Parmi les victimes figurent des sociétés issues de secteurs aussi variés que l’horlogerie, l’immobilier, l’enseignement privé, l’automobile, la métallurgie ou encore l’import-export. L’ampleur et la diversité des entreprises touchées démontrent que la menace cybercriminelle pèse sur toutes les branches économiques, y compris sur des structures de taille moyenne.
D’Israël à la Suisse via les États-Unis
L’homme jugé aujourd’hui aurait débuté sa collaboration avec le réseau après une rencontre fortuite à Tel-Aviv, en 2016, avec un certain « Gino », se présentant comme un acteur de la « décaisse » — terme argotique désignant la sortie de fonds via des circuits bancaires détournés. Raphaël aurait alors accepté de rejoindre l’organisation en toute connaissance de cause, contre une rémunération fixe de 6000 euros mensuels, plus un pourcentage sur les sommes détournées.
Il a poursuivi son activité jusqu’en août 2018, avant d’être arrêté plus de trois ans plus tard, en janvier 2022, à l’aéroport de Newark (États-Unis). Extradé vers la Suisse en avril suivant, il a passé dix mois en détention provisoire, puis a été libéré sous caution.
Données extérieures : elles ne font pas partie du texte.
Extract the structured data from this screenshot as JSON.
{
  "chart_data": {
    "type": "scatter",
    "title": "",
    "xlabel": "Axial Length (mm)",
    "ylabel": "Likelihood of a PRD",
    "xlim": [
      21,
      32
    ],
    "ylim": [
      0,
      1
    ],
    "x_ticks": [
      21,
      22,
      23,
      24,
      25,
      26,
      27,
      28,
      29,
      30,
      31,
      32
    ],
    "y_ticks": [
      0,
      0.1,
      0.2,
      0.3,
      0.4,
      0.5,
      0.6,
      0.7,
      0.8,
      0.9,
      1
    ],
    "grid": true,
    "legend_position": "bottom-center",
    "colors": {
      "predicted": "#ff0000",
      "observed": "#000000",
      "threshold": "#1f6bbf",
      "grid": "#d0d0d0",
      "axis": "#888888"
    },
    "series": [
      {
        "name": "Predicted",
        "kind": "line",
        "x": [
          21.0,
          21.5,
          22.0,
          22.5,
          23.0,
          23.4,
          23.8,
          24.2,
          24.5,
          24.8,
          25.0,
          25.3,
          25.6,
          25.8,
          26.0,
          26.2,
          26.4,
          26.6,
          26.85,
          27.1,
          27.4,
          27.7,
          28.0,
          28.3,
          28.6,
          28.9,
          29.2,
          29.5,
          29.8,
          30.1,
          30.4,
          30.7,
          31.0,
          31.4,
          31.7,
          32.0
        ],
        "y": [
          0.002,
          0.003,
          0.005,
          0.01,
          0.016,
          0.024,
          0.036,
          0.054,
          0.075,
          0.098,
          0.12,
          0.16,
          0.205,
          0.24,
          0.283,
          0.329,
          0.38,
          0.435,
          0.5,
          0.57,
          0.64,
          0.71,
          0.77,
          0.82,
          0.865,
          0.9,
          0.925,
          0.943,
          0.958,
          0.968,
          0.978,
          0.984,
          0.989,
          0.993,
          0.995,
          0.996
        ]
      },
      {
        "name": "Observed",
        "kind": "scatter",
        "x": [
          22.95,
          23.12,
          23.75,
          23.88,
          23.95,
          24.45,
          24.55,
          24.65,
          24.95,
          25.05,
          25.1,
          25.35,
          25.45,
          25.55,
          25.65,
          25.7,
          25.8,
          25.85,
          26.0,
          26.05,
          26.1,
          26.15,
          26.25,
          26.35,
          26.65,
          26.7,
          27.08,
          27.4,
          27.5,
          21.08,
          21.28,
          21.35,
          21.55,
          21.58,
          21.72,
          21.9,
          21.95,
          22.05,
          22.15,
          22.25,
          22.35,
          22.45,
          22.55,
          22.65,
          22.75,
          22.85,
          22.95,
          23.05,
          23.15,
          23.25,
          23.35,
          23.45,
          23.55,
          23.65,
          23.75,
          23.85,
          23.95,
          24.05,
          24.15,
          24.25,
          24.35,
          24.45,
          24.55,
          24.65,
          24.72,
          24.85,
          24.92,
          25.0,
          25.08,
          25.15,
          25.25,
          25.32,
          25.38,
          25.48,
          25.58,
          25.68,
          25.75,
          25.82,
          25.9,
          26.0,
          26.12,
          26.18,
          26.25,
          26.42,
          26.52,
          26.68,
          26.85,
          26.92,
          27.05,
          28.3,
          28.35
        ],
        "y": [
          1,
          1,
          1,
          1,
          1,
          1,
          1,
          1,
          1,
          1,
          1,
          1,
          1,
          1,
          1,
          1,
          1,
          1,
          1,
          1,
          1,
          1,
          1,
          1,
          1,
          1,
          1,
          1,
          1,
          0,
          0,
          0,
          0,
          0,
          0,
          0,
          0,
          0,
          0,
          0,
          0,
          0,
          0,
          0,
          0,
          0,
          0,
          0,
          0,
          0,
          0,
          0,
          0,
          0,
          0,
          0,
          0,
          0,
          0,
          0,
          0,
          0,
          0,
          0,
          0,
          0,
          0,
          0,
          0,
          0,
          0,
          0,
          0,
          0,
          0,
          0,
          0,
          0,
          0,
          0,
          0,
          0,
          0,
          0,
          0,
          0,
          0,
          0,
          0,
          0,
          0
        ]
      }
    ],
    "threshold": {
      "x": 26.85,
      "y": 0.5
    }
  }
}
Une défense partielle, une attente forte
Selon ses avocates, Me Miriam Mazou et Me Marie Besse, Raphaël reconnaît certains faits mais conteste l’ampleur de sa participation. Il aurait exprimé ses regrets au cours de l’enquête. La justice devra trancher si ses actes relèvent d’une implication active et consciente dans un mécanisme d’escroquerie internationale.
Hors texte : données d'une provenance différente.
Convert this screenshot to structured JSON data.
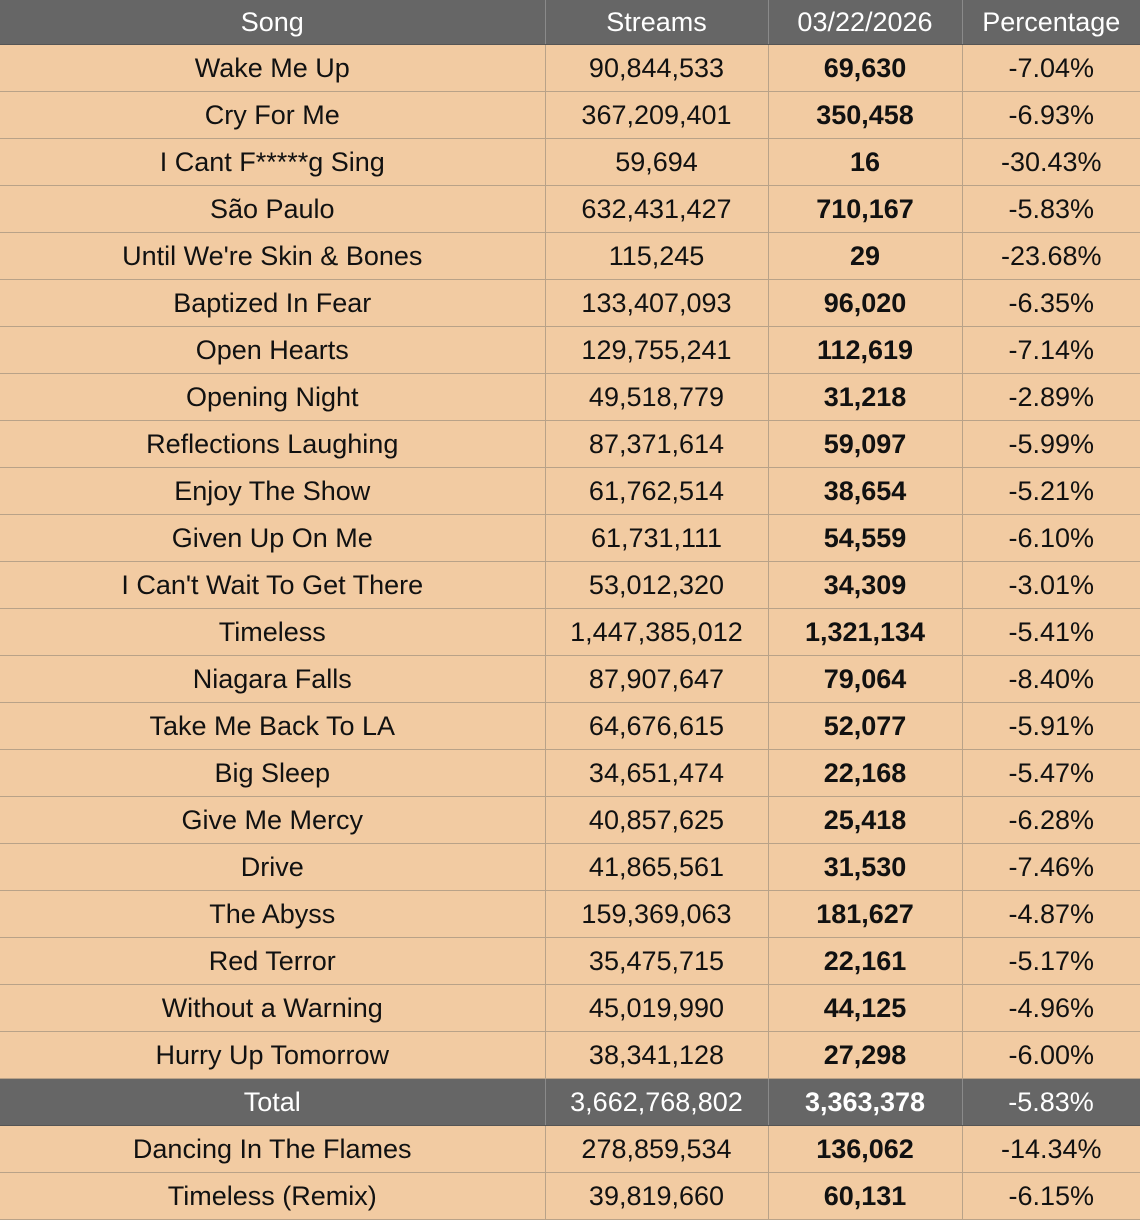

Me Sébastien Fanti, avocat de l’une des entreprises lésées, souligne que ce dossier représente une rare occasion de confronter un acteur majeur de la cybercriminalité aux tribunaux helvétiques. Il espère une sanction exemplaire, propre à dissuader d’éventuels imitateurs. L’entreprise qu’il représente, une horlogerie basée à La Chaux-de-Fonds, a perdu plus de 1,5 million de francs. Un groupe immobilier genevois figure également parmi les plus lourdement touchés, avec près de 2 millions envolés.
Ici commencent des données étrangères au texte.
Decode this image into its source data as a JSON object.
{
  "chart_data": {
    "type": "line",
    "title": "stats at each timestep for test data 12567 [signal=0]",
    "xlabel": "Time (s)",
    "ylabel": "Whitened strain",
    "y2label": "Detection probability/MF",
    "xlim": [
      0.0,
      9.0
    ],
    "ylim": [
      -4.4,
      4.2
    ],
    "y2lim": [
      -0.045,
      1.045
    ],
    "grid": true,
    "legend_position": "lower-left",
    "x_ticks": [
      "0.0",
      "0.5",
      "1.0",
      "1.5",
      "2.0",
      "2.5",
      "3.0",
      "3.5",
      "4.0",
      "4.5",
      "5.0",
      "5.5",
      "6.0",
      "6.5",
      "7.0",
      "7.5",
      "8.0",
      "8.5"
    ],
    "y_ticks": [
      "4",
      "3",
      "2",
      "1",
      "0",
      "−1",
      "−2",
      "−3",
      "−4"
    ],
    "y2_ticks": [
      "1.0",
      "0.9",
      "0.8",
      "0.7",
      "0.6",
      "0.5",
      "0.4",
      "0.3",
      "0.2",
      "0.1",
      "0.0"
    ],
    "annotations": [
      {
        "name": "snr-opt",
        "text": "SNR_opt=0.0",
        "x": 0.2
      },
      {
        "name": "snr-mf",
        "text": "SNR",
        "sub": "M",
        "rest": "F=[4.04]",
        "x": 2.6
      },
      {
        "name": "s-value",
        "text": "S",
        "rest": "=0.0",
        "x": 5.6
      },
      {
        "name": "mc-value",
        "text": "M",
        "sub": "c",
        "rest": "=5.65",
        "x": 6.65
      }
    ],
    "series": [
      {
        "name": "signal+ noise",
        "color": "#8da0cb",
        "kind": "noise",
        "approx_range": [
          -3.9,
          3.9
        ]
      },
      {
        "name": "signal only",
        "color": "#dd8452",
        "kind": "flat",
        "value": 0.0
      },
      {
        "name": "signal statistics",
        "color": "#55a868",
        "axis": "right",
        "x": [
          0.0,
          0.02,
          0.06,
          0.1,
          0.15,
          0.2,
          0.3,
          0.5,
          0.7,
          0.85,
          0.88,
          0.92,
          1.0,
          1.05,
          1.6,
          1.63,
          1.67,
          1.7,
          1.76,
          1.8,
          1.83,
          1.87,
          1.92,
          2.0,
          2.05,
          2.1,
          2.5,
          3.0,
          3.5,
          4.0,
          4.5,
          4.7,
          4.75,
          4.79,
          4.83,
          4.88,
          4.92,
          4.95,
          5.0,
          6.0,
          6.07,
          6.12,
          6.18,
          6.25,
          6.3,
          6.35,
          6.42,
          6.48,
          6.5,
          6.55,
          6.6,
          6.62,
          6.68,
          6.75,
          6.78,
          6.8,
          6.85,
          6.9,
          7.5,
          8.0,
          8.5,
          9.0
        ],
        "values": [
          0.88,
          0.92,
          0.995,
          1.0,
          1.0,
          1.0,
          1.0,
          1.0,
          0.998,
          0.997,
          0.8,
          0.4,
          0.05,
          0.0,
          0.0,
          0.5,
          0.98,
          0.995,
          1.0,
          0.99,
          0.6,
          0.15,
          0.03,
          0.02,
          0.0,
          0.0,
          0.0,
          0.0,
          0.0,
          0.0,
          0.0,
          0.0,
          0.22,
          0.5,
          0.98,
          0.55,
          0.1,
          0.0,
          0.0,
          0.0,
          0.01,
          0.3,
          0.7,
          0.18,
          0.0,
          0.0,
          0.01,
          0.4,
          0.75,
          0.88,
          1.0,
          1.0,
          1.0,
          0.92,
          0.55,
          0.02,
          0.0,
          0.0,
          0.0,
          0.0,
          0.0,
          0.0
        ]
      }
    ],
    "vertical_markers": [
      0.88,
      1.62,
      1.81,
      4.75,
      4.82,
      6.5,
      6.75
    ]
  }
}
Un signal d’alerte pour les PME
Cette affaire met en lumière l’extrême vulnérabilité des PME face aux attaques numériques sophistiquées. Le mode opératoire, fondé sur la confiance et la méconnaissance technique de certains employés, prouve que la cybersécurité ne se limite pas aux firewalls et antivirus. La formation, la vigilance et la vérification systématique des procédures restent des éléments essentiels pour éviter de tomber dans le piège.
Alors que le procès s’ouvre à Bellinzone, le monde entrepreneurial suit avec attention cette affaire, qui pourrait bien marquer un tournant dans la manière dont la Suisse traite les délits numériques à portée transnationale.
Ce n’est pas la première fois que des escrocs ayant opéré depuis Netanya sont arrêtés puis traduits en justice. La récurrence de ces affaires soulève inévitablement des interrogations : pourquoi cette ville israélienne semble-t-elle attirer autant d’individus impliqués dans des activités frauduleuses, notamment d’origine française ? Doit-on y voir la présence de structures ou de réseaux favorisant ces opérations illicites ? Il est difficile de trancher, mais le constat s’impose : le nombre croissant de cybercriminels liés à cette localité interroge, au point que l’on ne sait plus s’il s’agit d’une simple coïncidence… ou d’un terrain particulièrement fertile pour les escroqueries internationales.